A : Jamaah pengajian ikut pengajian tentunya untuk belajar atau
menuntut ilmu, setelah itu tabarukan atau mencari keberkahan dan
ridlo Abah, kalau ada yang belanja atau lain sebagainya itu hanya
bumbu-bumbu pelengkap pengajian dan alhamdulillah pengajian
membawa keberkahan untuk masyarakat dari segi ekonomi karena
setelah pengajian banyak jamaah yang belanja.
16. Q : Apa yang di lihat jamaah dari Abah Uci ?
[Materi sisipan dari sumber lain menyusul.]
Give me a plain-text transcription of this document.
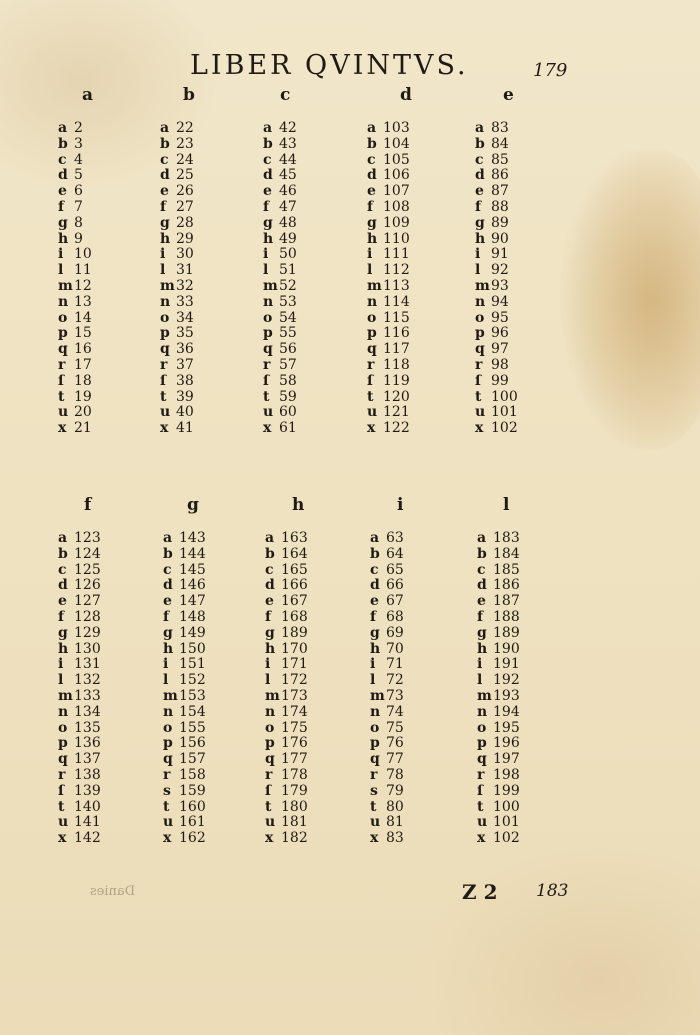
LIBER QVINTVS.	179
a
a 2
b 3
c 4
d 5
e 6
f 7
g 8
h 9
i 10
l 11
m12
n 13
o 14
p 15
q 16
r 17
ſ 18
t 19
u 20
x 21
b
a 22
b 23
c 24
d 25
e 26
f 27
g 28
h 29
i 30
l 31
m32
n 33
o 34
p 35
q 36
r 37
ſ 38
t 39
u 40
x 41
c
a 42
b 43
c 44
d 45
e 46
f 47
g 48
h 49
i 50
l 51
m52
n 53
o 54
p 55
q 56
r 57
ſ 58
t 59
u 60
x 61
d
a 103
b 104
c 105
d 106
e 107
f 108
g 109
h 110
i 111
l 112
m113
n 114
o 115
p 116
q 117
r 118
ſ 119
t 120
u 121
x 122
e
a 83
b 84
c 85
d 86
e 87
f 88
g 89
h 90
i 91
l 92
m93
n 94
o 95
p 96
q 97
r 98
ſ 99
t 100
u 101
x 102
f
a 123
b 124
c 125
d 126
e 127
f 128
g 129
h 130
i 131
l 132
m133
n 134
o 135
p 136
q 137
r 138
ſ 139
t 140
u 141
x 142
g
a 143
b 144
c 145
d 146
e 147
f 148
g 149
h 150
i 151
l 152
m153
n 154
o 155
p 156
q 157
r 158
s 159
t 160
u 161
x 162
h
a 163
b 164
c 165
d 166
e 167
f 168
g 189
h 170
i 171
l 172
m173
n 174
o 175
p 176
q 177
r 178
ſ 179
t 180
u 181
x 182
i
a 63
b 64
c 65
d 66
e 67
f 68
g 69
h 70
i 71
l 72
m73
n 74
o 75
p 76
q 77
r 78
s 79
t 80
u 81
x 83
l
a 183
b 184
c 185
d 186
e 187
f 188
g 189
h 190
i 191
l 192
m193
n 194
o 195
p 196
q 197
r 198
ſ 199
t 100
u 101
x 102
Danies	Z 2 183
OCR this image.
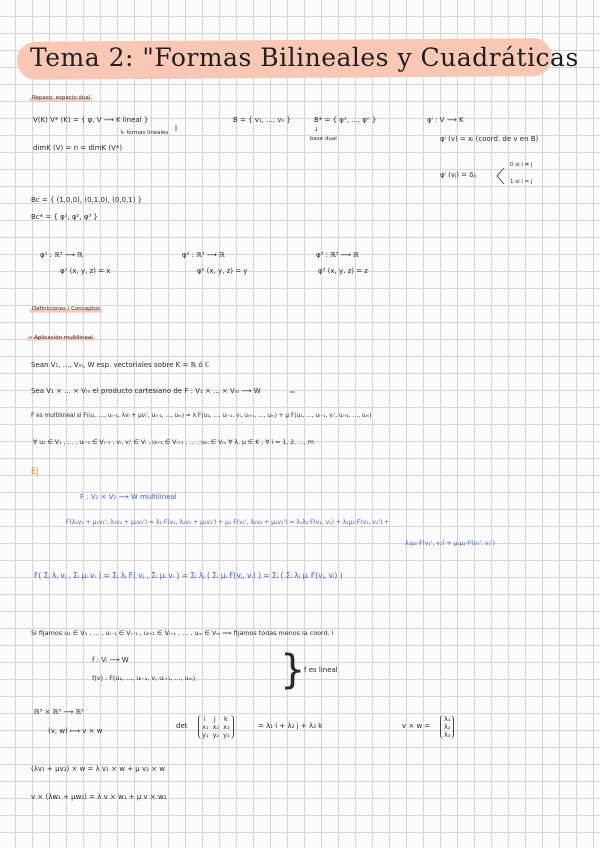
Tema 2: "Formas Bilineales y Cuadráticas
Repaso: espacio dual
V(K) V* (K) = { φ, V ⟶ K lineal }	B = { v₁, ..., vₙ }	B* = { φ¹, ..., φⁿ }	φⁱ : V ⟶ K
↳ formas lineales	↓
base dual
dimK (V) = n = dimK (V*)
φⁱ (v) = xᵢ (coord. de v en B)
φⁱ (vⱼ) = δᵢⱼ
0 si i ≠ j
1 si i = j
Bc = { (1,0,0), (0,1,0), (0,0,1) }
Bc* = { φ¹, φ², φ³ }
φ¹ : ℝ³ ⟶ ℝ
φ¹ (x, y, z) = x
φ² : ℝ³ ⟶ ℝ
φ² (x, y, z) = y
φ³ : ℝ³ ⟶ ℝ
φ³ (x, y, z) = z
Definiciones / Conceptos
• Aplicación multilineal
Sean V₁, ..., Vₘ, W esp. vectoriales sobre K = ℝ ó ℂ
Sea V₁ × ... × Vₘ el producto cartesiano de F : V₁ × ... × Vₘ ⟶ W
F es multilineal si F(u₁, ..., uᵢ₋₁, λvᵢ + μvᵢ', uᵢ₊₁, ..., uₘ) = λ F(u₁, ..., uᵢ₋₁, vᵢ, uᵢ₊₁, ..., uₘ) + μ F(u₁, ..., uᵢ₋₁, vᵢ', uᵢ₊₁, ..., uₘ)
∀ u₁ ∈ V₁ , ... , uᵢ₋₁ ∈ Vᵢ₋₁ , vᵢ, vᵢ' ∈ Vᵢ , uᵢ₊₁ ∈ Vᵢ₊₁ , ... , uₘ ∈ Vₘ ∀ λ, μ ∈ K , ∀ i = 1, 2, ..., m
Ej
F : V₁ × V₂ ⟶ W multilineal
F(λ₁v₁ + μ₁v₁', λ₂v₂ + μ₂v₂') = λ₁·F(v₁, λ₂v₂ + μ₂v₂') + μ₁ F(v₁', λ₂v₂ + μ₂v₂') = λ₁λ₂·F(v₁, v₂) + λ₁μ₂·F(v₁, v₂') +
λ₂μ₁·F(v₁', v₂) + μ₁μ₂·F(v₁', v₂')
F( Σⱼ λⱼ vⱼ , Σᵢ μᵢ vᵢ ) = Σⱼ λⱼ F( vⱼ , Σᵢ μᵢ vᵢ ) = Σⱼ λⱼ ( Σᵢ μᵢ F(vⱼ, vᵢ) ) = Σⱼ ( Σᵢ λⱼ μᵢ F(vⱼ, vᵢ) )
Si fijamos u₁ ∈ V₁ , ... , uᵢ₋₁ ∈ Vᵢ₋₁ , uᵢ₊₁ ∈ Vᵢ₊₁ , ... , uₘ ∈ Vₘ ⟹ fijamos todas menos la coord. i
f : Vᵢ ⟶ W
f(v) : F(u₁, ..., uᵢ₋₁, v, uᵢ₊₁, ..., uₘ) }
f es lineal
ℝ³ × ℝ³ ⟶ ℝ³
(v, w) ⟼ v × w
det
i    j    k
x₁  x₂  x₃
y₁  y₂  y₃
= λ₁·i + λ₂ j + λ₃ k	v × w =
λ₁
λ₂
λ₃
(λv₁ + μv₂) × w = λ v₁ × w + μ v₂ × w
v × (λw₁ + μw₂) = λ v × w₁ + μ v × w₂
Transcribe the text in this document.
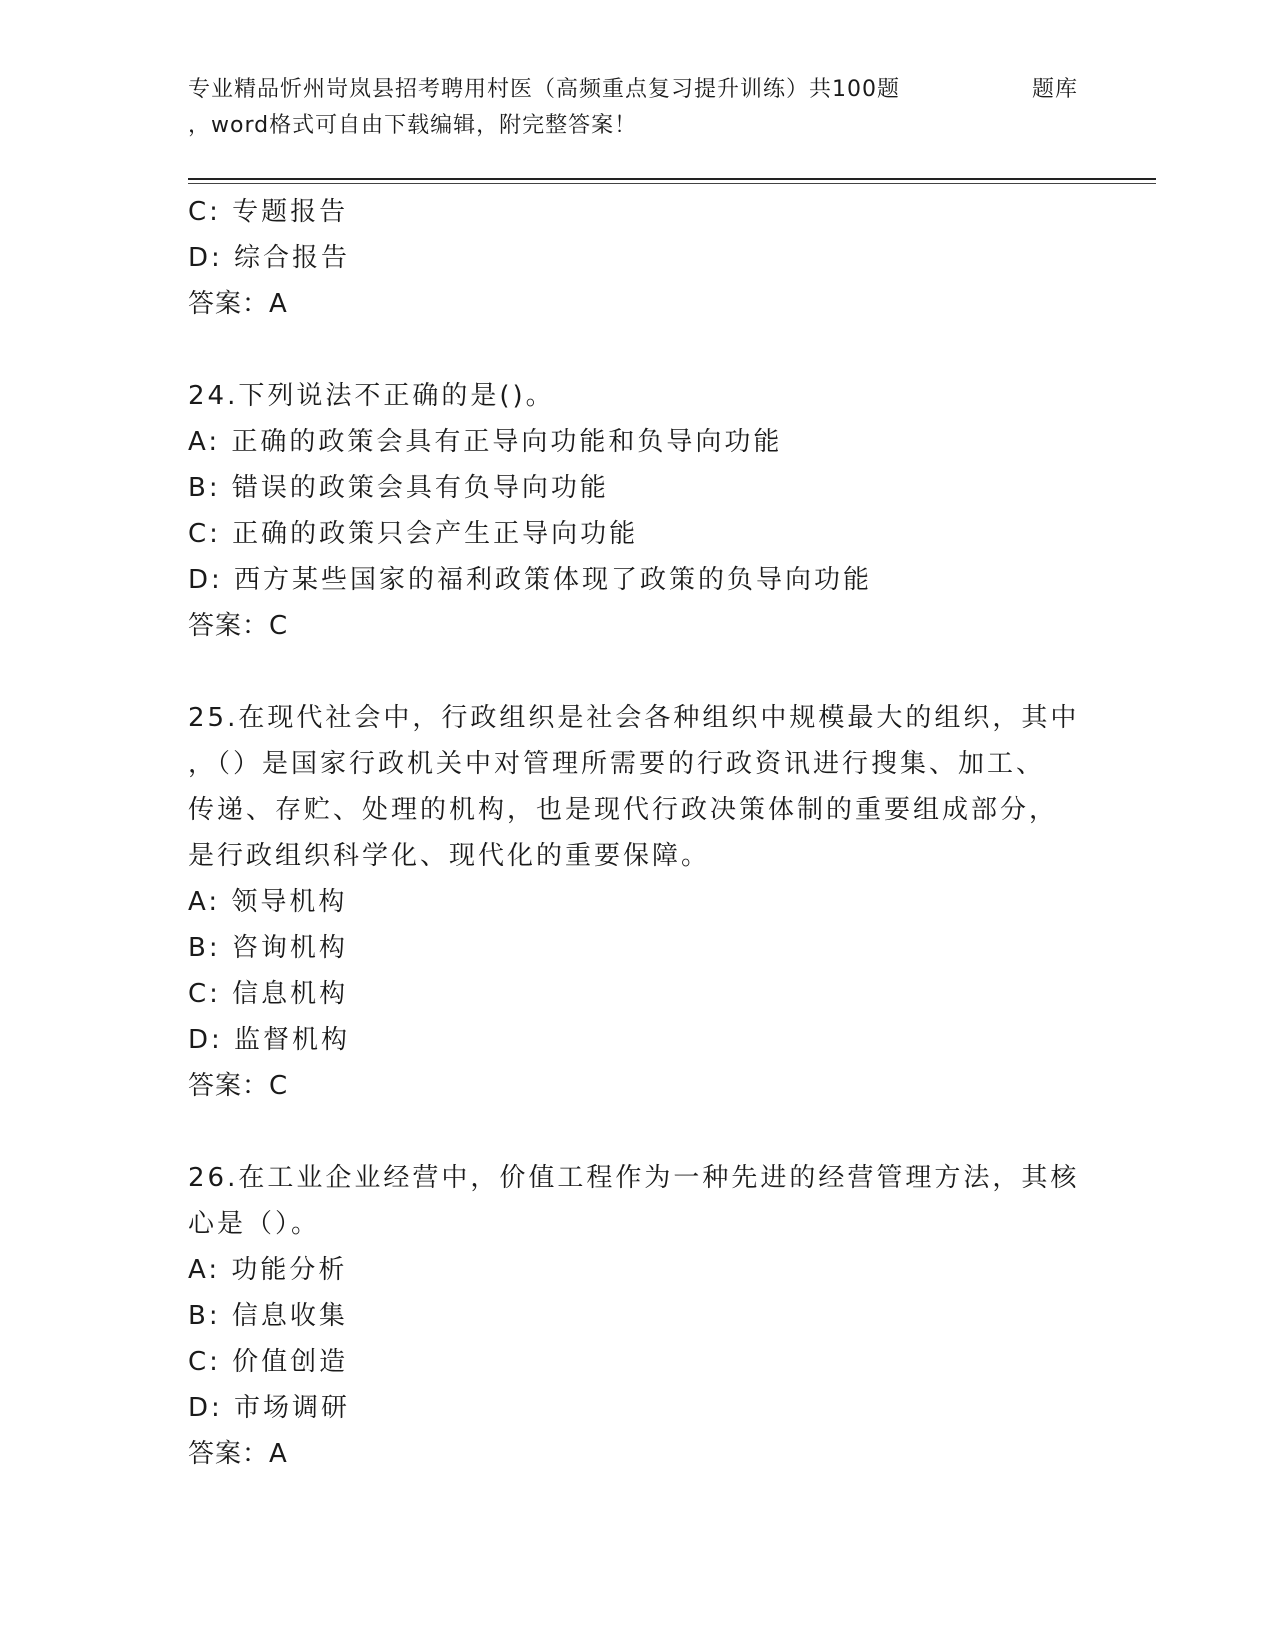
专业精品忻州岢岚县招考聘用村医（高频重点复习提升训练）共100题	题库
，word格式可自由下载编辑，附完整答案！
C: 专题报告
D: 综合报告
答案：A
24.下列说法不正确的是()。
A: 正确的政策会具有正导向功能和负导向功能
B: 错误的政策会具有负导向功能
C: 正确的政策只会产生正导向功能
D: 西方某些国家的福利政策体现了政策的负导向功能
答案：C
25.在现代社会中，行政组织是社会各种组织中规模最大的组织，其中
，（）是国家行政机关中对管理所需要的行政资讯进行搜集、加工、
传递、存贮、处理的机构，也是现代行政决策体制的重要组成部分，
是行政组织科学化、现代化的重要保障。
A: 领导机构
B: 咨询机构
C: 信息机构
D: 监督机构
答案：C
26.在工业企业经营中，价值工程作为一种先进的经营管理方法，其核
心是（）。
A: 功能分析
B: 信息收集
C: 价值创造
D: 市场调研
答案：A
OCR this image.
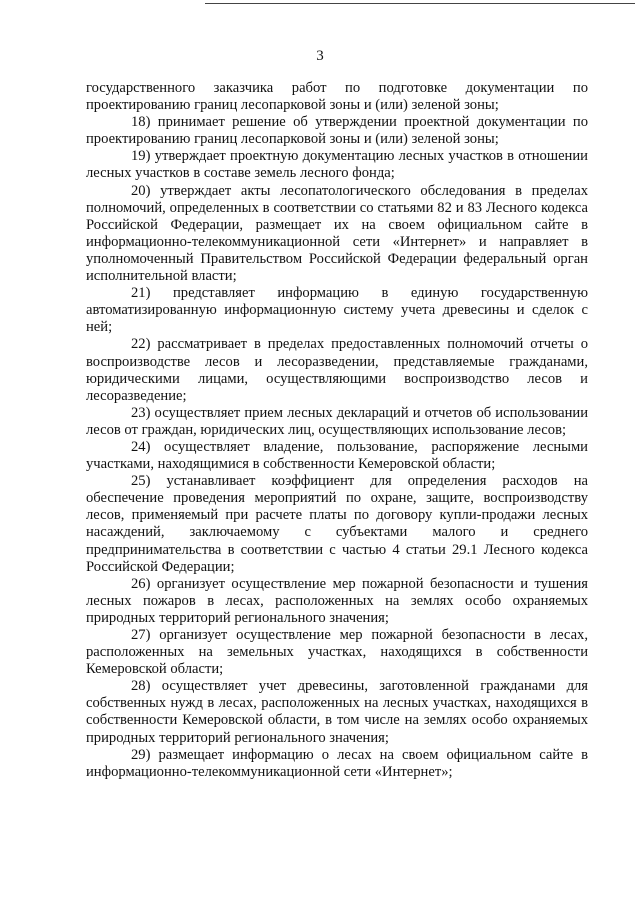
3

государственного заказчика работ по подготовке документации по проектированию границ лесопарковой зоны и (или) зеленой зоны;

18) принимает решение об утверждении проектной документации по проектированию границ лесопарковой зоны и (или) зеленой зоны;

19) утверждает проектную документацию лесных участков в отношении лесных участков в составе земель лесного фонда;

20) утверждает акты лесопатологического обследования в пределах полномочий, определенных в соответствии со статьями 82 и 83 Лесного кодекса Российской Федерации, размещает их на своем официальном сайте в информационно-телекоммуникационной сети «Интернет» и направляет в уполномоченный Правительством Российской Федерации федеральный орган исполнительной власти;

21) представляет информацию в единую государственную автоматизированную информационную систему учета древесины и сделок с ней;

22) рассматривает в пределах предоставленных полномочий отчеты о воспроизводстве лесов и лесоразведении, представляемые гражданами, юридическими лицами, осуществляющими воспроизводство лесов и лесоразведение;

23) осуществляет прием лесных деклараций и отчетов об использовании лесов от граждан, юридических лиц, осуществляющих использование лесов;

24) осуществляет владение, пользование, распоряжение лесными участками, находящимися в собственности Кемеровской области;

25) устанавливает коэффициент для определения расходов на обеспечение проведения мероприятий по охране, защите, воспроизводству лесов, применяемый при расчете платы по договору купли-продажи лесных насаждений, заключаемому с субъектами малого и среднего предпринимательства в соответствии с частью 4 статьи 29.1 Лесного кодекса Российской Федерации;

26) организует осуществление мер пожарной безопасности и тушения лесных пожаров в лесах, расположенных на землях особо охраняемых природных территорий регионального значения;

27) организует осуществление мер пожарной безопасности в лесах, расположенных на земельных участках, находящихся в собственности Кемеровской области;

28) осуществляет учет древесины, заготовленной гражданами для собственных нужд в лесах, расположенных на лесных участках, находящихся в собственности Кемеровской области, в том числе на землях особо охраняемых природных территорий регионального значения;

29) размещает информацию о лесах на своем официальном сайте в информационно-телекоммуникационной сети «Интернет»;
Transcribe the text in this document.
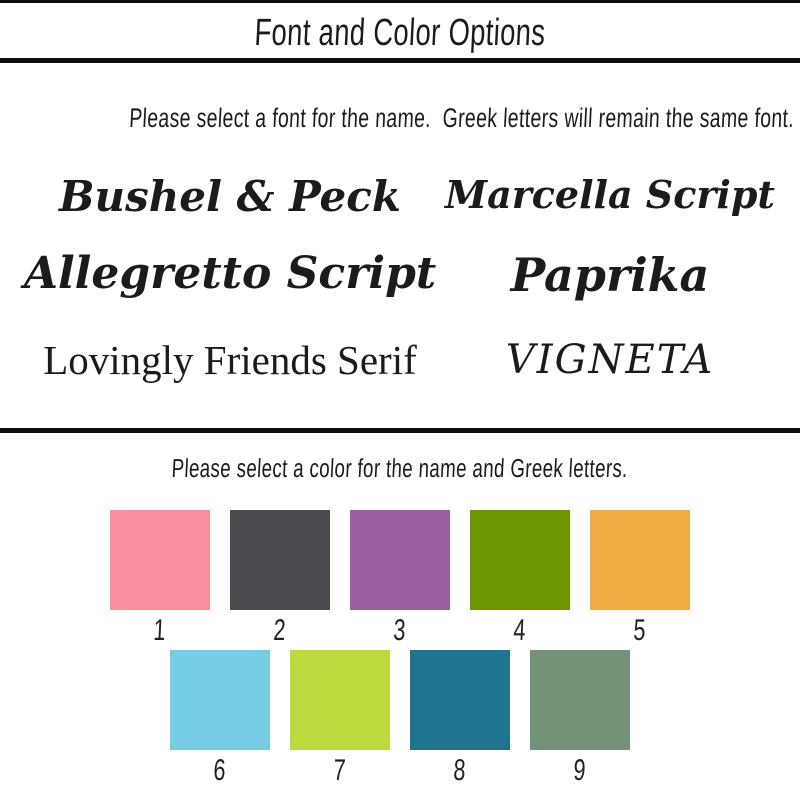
Font and Color Options
Please select a font for the name.  Greek letters will remain the same font.
Bushel & Peck
Allegretto Script
Lovingly Friends Serif
Marcella Script
Paprika
VIGNETA
Please select a color for the name and Greek letters.
1	2	3	4	5
6	7	8	9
A : Sosok beliau yang kharismatik, luasanya keilmuan, ketwadluan,
tutur kata yang santun enak dipandang, lemah lembut, dan
memberikan solusi permasalahan bagi umat atau jamaah.
SURAT KETERANGAN
Yang bertanda tangan dibawah ini :
Nama : Bahrudin
Jabatan : Santri Pondok Pesantren Al-Istiqlaliyah
Menerangkan bahwa :
Nama : Sudarto
Tempat, Tanggal Lahir : Cirebon, 14 Januari 1985
NIM : 21150110000006
Status : Mahasiswa Program Magister Pendidikan Agama
Islam Universitas Islam Negeri Syarif Hidayatullah
Jakarta.
Adalah benar telah mengadakan wawancara penelitian pada hari selasa 20
Agustus 2019, untuk bahan penelitian tesis yang berjudul “Studi Faktor
Kharismatik Abah Uci dan Minat Mengikuti Ta’lim Mingguan Terhadap
Internalisasi Nilai Religiusitas Jamaah di Pondok Pesantren Al-Istiqlaliyah
Kecamatan Pasar Kemis Kabupaten Tangerang.”
Dengan tujuan melengkapi data yang berkaitan dengan judul tesis di atas.
Demikian surat keterangan ini di buat untuk digunakan sebagaimana mestinya.